Il pubblico è coinvolto all'azione scenica?
«Sì, è continuamente costretto a spostarsi, a muoversi. Non può rimanere fermo perché l'azione scenica si svolge in quattro punti diversi, nei quattro tir che avvolgono il pubblico. Poi ci sono musicisti che passano, soprattutto nei primi due atti. Nel terzo, quarto e quinto atto, ci si ferma. L'orchestra si riunisce tutta in un solo punto. Un palco. Però l'azione scenica continua a svolgersi sui quattro tir. Quindi un'azione sovrapposta: quattro scene che si svolgono contemporaneamente in continuo ma che hanno a che fare tutte con lo stesso tema della tolleranza, della violenza… Nei primi quattro atti è tutto più o meno in costume, anche se non c'è una collocazione storica precisa».
«Il pubblico è una componente drammaturgica dell’opera».
«Ma nel quinto atto, quando tutti cercano Lazzaro perché deve essere tolto di mezzo (è scomodo, è la prova che Gesù è riuscito a ridargli vita), entrano i poliziotti. C'è un colpo di scena: si entra nell’attualità. Entrano in venti, trenta vestiti da poliziotti inglesi, con i manganelli. Incominciano a urlare. C'è un coinvolgimento che fa una certa impressione, al buio, con le luci… le persone che urlano, che vengono pestate, che cercano di salvare Lazzaro».
«All’inizio, quando la gente entra, a tutti viene dato un tulle, viene messo un drappo nero sulla testa in segno di lutto. Si vede soltanto attraverso il filtro della stoffa… vedere questi cinquanta attori nel grande spazio – mille posti – tutti che si muovono con questi drappi in testa, credo che sia anche questo forte dal punto di vista scenico. È un'alterazione del punto di vista percettivo perché si altera il modo di guardare l’opera, anche di ascoltarla: sei parte integrante tu stesso. Per questo dico che è un'opera differente dalle mie precedenti, cioè il pubblico è una componente drammaturgica dell’opera.
Quindi il luogo che mette il pubblico al centro dell’azione?«È una continuazione dell'esperienza del teatro degli anni Settanta, esperienza che non ho voluto dimenticare. Appartiene alla cultura sulla quale mi sono formato.
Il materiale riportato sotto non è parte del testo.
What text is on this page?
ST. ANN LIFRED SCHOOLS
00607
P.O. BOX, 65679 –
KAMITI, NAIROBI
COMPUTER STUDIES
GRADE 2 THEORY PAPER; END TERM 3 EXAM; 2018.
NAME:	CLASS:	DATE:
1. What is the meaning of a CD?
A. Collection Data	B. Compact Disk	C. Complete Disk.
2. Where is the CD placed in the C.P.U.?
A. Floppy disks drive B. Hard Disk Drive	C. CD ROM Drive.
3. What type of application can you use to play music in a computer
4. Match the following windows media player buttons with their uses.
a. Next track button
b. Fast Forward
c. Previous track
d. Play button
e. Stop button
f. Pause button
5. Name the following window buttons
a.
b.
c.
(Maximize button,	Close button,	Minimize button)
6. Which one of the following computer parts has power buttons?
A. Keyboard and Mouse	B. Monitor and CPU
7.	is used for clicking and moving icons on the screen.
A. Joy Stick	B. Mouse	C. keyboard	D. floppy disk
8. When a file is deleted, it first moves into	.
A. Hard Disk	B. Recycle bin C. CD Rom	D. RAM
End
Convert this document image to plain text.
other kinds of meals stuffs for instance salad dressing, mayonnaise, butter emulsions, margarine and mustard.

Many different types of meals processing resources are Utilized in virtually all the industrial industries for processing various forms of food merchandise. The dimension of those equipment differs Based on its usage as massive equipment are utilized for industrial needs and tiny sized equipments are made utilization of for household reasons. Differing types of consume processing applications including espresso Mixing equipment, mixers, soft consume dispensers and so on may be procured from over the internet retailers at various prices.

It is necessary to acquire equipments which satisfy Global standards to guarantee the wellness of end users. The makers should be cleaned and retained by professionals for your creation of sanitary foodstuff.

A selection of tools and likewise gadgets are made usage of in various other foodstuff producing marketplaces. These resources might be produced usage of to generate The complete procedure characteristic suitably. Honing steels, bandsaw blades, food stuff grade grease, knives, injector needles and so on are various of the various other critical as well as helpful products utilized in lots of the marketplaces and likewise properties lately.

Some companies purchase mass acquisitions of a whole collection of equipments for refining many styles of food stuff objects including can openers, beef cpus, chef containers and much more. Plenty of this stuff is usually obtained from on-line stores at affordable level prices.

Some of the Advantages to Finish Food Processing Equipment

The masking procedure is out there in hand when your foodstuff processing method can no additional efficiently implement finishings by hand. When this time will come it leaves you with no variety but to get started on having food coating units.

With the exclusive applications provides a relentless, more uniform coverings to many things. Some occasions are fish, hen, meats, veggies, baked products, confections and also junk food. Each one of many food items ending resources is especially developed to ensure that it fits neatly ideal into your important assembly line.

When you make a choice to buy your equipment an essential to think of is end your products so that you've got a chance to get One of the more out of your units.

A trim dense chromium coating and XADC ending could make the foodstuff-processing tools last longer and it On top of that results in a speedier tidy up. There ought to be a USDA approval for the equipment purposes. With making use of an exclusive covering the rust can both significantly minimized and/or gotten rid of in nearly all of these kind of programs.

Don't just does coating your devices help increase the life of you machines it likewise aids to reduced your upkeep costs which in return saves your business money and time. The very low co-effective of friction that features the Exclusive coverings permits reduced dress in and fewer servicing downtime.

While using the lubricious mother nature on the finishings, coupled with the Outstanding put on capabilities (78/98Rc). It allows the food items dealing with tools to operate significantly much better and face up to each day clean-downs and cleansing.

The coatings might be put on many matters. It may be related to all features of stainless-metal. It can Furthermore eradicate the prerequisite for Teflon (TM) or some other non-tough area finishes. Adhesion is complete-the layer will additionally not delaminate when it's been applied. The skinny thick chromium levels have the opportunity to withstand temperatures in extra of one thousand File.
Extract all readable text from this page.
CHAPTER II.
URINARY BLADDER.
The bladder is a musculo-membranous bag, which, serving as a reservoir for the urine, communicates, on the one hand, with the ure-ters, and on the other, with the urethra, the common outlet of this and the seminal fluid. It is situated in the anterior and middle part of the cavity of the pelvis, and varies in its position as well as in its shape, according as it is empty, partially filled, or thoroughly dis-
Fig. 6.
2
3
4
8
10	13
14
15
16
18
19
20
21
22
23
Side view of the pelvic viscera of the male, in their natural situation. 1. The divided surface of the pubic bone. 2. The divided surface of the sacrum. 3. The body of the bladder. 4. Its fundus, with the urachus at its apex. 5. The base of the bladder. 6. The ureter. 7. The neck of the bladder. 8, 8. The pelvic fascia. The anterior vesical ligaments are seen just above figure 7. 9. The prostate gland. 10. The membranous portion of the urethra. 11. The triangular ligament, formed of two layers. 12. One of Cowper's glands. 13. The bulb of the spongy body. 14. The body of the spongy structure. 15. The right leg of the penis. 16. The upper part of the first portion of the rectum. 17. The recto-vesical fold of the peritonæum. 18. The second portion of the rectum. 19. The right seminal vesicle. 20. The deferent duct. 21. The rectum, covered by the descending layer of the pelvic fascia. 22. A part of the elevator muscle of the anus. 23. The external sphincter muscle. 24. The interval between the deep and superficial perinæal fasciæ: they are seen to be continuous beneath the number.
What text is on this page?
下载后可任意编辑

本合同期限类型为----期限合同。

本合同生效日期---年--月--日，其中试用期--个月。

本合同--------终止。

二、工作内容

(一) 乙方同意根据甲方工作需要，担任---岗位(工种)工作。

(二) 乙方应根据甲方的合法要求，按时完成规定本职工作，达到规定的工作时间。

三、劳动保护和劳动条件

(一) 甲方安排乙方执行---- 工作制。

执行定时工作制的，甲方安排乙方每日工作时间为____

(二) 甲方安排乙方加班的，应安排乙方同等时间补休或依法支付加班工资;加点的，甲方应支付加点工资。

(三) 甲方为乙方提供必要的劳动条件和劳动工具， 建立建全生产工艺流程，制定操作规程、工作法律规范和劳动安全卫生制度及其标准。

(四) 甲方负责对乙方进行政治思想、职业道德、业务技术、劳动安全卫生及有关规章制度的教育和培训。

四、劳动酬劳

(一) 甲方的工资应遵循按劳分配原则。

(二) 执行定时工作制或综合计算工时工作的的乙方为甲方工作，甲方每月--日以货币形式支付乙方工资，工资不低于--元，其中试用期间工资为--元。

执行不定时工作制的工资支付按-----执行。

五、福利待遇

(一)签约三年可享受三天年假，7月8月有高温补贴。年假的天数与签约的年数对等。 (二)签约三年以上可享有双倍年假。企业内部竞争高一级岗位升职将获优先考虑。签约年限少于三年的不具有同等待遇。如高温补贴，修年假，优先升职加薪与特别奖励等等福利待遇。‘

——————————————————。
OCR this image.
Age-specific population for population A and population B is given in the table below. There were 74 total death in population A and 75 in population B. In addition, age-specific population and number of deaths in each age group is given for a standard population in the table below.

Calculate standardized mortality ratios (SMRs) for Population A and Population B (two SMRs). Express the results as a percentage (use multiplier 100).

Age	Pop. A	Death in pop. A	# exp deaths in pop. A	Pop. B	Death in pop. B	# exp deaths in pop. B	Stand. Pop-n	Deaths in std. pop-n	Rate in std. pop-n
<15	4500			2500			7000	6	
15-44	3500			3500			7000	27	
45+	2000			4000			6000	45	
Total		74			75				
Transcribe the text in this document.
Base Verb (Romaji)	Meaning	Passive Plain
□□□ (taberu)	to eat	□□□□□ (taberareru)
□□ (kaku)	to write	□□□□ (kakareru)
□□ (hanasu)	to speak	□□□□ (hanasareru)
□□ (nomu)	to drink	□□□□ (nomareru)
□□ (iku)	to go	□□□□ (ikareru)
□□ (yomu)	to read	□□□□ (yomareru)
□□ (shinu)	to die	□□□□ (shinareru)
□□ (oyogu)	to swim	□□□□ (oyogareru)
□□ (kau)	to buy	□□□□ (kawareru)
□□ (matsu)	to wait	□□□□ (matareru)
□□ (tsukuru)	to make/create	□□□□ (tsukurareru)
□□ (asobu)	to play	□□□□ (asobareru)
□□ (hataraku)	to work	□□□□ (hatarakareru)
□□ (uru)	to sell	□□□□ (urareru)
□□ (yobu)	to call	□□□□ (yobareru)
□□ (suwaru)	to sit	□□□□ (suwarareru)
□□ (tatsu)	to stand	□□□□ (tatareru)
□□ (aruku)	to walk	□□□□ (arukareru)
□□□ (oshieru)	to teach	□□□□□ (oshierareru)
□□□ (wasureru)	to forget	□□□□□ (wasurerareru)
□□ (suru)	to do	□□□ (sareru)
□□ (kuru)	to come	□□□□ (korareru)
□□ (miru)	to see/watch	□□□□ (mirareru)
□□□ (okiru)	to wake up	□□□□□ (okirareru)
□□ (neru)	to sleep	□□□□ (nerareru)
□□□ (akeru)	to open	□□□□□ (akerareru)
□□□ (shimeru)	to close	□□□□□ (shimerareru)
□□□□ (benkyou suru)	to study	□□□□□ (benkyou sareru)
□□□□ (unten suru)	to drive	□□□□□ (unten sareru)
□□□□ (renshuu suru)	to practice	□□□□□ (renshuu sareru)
La cultura teatrale, la cultura musicale, politica che forse oggi vale la pena recuperare. Sono state fatte cose straordinarie, a parte Ronconi – quelle cose meravigliose fatte a Torino sulla spazializzazione – di un teatro fisico, materico, alla Grotowsky, di Eugenio Barba. Insomma, le cose sono molteplici. Credo che questo lavoro abbia recuperato anche parte di quell’esperienza».